Early efforts to measure tissue densities focused on so-called ‘hard tissue’ namely bone. Since bone contains calcium as the primary component, CT scanner HU units were particularly inaccurate because of the increased energy dependence of x-ray attenuation in higher z materials and the variable attenuation in different body regions and bodies of different sizes and compositions. In order to overcome this energy dependence and obtain accurate calibrations, external bone equivalent phantoms have been scanned simultaneously with the patient in bone densitometry (see, for example, U.S. Pat. No. 4,233,507 to Volz; and U.S. Pat. No. 4,922,915 to Arnold). Such phantoms and methods have more recently been applied to calibration of vascular calcifications (see, U.S. Pat. No. 7,558,611 to Arnold). For any tissue which has a significant energy dependent x-ray attenuation in the diagnostic energy range, such calibrations are advantageous and the attenuation properties of the target tissue and the reference calibration phantom must be sufficiently close to allow accurate calibrations. Such methods have been extended to calibration of tissue iodine contrast media density by the similar use of phantoms with iodine reference materials (see, U.S. Pat. No. 8,186,880 to Arnold). In an effort to further improve upon these methods, Arnold disclosed methods that use both external phantoms and internal tissues for a so-called “hybrid” calibration method (see, U.S. Pat. No. 6,990,222). This method has several advantages for calibration of higher atomic number targets and tissues.
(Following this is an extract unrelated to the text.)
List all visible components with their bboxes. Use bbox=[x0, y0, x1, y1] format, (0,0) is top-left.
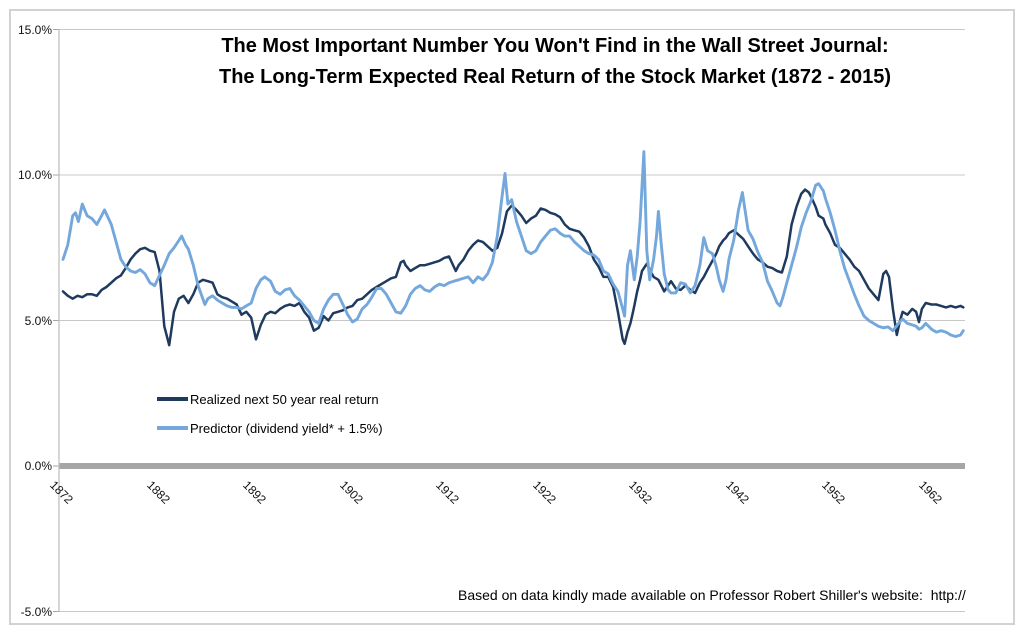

A prior art method to calibrate CT scanners without phantoms for bone density measurements was disclosed by Goodenough (see, U.S. Pat. No. 5,068,788). This method uses region-of-interest (ROI) measurements of muscle regions and fat regions to estimate a calibration relationship for bone. The reference regions, namely fat and muscle ROIs, do not have the same energy dependent x-ray attenuations as bone, and required an undisclosed, empirical method to develop a relationship of bone to muscle and fat. The Goodenough and here disclosed methods are similar in that both measure parameters from the histograms of muscle and fat in CT images and compute the density of another tissue. The Goodenough method however requires an operator to manually place the ROIs at specific locations to include fat or muscle in each image to be calibrated and so the method is not automatic. Goodenough did not disclose methods for water calibration of CT scanners or calibration of the displayed images to a density scale.